Hat die SPD dann überhaupt noch eine Zukunft?
Mir fällt es schwer, daran zu glauben, dass die SPD mit dieser Aufstellung nochmal die Kurve kriegt und die Möglichkeit bekommt, dass sie den Kanzler stellen könnte.

Auf wie viele SPD-Parteitage werden Sie vermutlich noch gehen?
Das hängt von der SPD ab. Bis zu meiner Rente wären es noch drei reguläre Parteitage. Aber so wie ich die SPD einschätze, mache ich die 50 noch voll.

Wie sieht die SPD nach 43 weiteren Parteitagen aus?
Das will ich mir gar nicht vorstellen. Vielleicht hat sie bis dahin mit der Linken fusioniert oder sich ganz aufgelöst.

Wer kann die Partei noch retten? Kevin Kühnert?
Olaf Scholz, wenn man ihn gelassen hätte. Er hätte die SPD aus diesem Tief rausführen können. Aber die SPD hat mit Kevin Kühnert noch ein wahnsinniges Talent in den Reihen. Ich habe in meiner ganzen Zeit als Journalist noch keinen 30-Jährigen erlebt, der diese Kombination aus rhetorischer Brillanz und strategischen Fähigkeiten besitzt. Und der mit 30 Jahren stellvertretender Bundesvorsitzender und gleichzeitig Juso-Vorsitzender ist. Damit hat er eine immense Macht in der Partei.

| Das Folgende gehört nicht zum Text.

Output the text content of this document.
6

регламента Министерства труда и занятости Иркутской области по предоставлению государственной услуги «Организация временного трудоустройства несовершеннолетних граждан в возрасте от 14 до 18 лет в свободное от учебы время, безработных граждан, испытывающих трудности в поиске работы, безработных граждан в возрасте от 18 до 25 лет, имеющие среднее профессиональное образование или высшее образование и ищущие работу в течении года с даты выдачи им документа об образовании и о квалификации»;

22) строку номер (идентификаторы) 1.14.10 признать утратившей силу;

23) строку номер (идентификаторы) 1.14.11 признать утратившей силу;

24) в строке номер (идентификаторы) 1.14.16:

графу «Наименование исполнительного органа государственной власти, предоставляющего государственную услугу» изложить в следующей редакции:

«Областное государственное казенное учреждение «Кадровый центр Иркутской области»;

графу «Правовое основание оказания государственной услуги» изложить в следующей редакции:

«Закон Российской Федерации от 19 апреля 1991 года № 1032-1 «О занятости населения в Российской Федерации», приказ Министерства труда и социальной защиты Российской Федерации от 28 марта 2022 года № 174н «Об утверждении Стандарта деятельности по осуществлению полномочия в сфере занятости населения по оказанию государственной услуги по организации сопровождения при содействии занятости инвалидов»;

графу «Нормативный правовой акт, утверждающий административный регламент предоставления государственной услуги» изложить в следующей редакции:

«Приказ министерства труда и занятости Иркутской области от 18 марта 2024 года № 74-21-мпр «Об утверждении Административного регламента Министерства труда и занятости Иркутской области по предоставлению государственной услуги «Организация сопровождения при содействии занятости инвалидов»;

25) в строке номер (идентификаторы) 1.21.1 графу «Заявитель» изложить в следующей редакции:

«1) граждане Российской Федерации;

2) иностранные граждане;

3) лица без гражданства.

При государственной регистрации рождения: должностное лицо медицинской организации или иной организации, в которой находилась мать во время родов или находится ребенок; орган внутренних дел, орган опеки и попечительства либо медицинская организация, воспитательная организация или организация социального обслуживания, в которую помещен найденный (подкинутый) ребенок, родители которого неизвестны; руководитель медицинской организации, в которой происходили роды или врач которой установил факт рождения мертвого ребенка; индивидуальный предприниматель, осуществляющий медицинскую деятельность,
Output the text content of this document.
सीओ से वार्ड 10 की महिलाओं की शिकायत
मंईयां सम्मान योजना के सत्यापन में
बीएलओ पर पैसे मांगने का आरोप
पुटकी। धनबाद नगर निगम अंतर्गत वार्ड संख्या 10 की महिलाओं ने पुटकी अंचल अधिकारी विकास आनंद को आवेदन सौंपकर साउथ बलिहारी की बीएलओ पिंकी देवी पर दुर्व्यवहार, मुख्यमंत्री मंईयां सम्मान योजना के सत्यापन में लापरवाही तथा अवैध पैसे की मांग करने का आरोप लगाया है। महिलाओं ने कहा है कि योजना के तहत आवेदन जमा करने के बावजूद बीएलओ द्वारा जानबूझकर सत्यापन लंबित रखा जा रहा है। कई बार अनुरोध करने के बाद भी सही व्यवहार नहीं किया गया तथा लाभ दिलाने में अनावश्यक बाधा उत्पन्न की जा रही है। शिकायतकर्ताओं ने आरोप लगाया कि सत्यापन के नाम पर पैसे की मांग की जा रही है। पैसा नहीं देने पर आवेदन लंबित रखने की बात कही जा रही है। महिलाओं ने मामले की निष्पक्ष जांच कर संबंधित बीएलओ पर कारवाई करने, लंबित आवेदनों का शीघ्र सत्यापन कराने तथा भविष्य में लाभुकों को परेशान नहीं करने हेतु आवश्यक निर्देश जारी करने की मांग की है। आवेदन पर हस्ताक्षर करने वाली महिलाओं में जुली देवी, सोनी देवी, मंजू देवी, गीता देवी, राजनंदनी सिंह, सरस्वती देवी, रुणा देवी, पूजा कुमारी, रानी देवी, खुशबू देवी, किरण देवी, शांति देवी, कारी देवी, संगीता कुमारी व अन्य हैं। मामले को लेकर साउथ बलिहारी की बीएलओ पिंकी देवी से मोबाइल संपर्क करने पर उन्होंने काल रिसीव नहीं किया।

NoWaBo und Esken hätten den Mitgliederentscheid ohne die Unterstützung von Kühnert und den Jusos nie gewonnen. Meine These ist, dass sie sich auch nur mit Unterstützung von Kevin Kühnert an der Spitze halten können. Der im Übrigen, behaupte ich mal, gar nicht aus der GroKo raus will. Er braucht sie noch.

Kühnerts Rede hat am Freitag auch im Saal zu Standing Ovations geführt. Wer hielt auf den vergangenen 43 Parteitagen die beste Rede?
Das war Willy Brandts Abschiedsrede als Parteivorsitzender in der Bonner Beethoven-Halle 1987. In der Rede hat er eigentlich alles gesagt, was über die SPD an warnenden Worten zu sagen ist, auf die aber viel zu wenige gehört haben. Er konnte so reden als spreche er frei, las aber jedes Wort vom Blatt ab. Er sagte, die Genossen sollten ihren erfolgreichen Mitgliedern den Erfolg nicht übelnehmen. Und dass die Beschäftigung mit Genossen die Partei nicht mehr Zeit und Kraft kosten sollte als die Auseinandersetzung mit dem politischen Gegner.

Und wie sind die Parteitage der anderen Parteien im Vergleich?
Die CDU-Parteitage waren früher von gepflegter Langeweile. Weil die nicht so eine Diskussionsfreude wie die SPD haben. Die sind viel genügsamer, die wollen regieren. Bei der SPD erlebte ich jetzt schon die Vorsitzenden Nummer 13 und 14. In der Zeit gab es drei Kanzler und vier CDU-Vorsitzende. Die Grünen-Parteitage waren zumindest früher noch chaotischer als die der SPD. Es gab wahnsinnige Streitpunkte zwischen Realos und Fundis.

Für mich ist es der erste Parteitag. Welchen Fehler sollten Journalisten auf gar keinen Fall machen?
Man sollte sich sehr zurückhalten vor endgültigen Festlegungen. Es kommt häufig anders, als man denkt.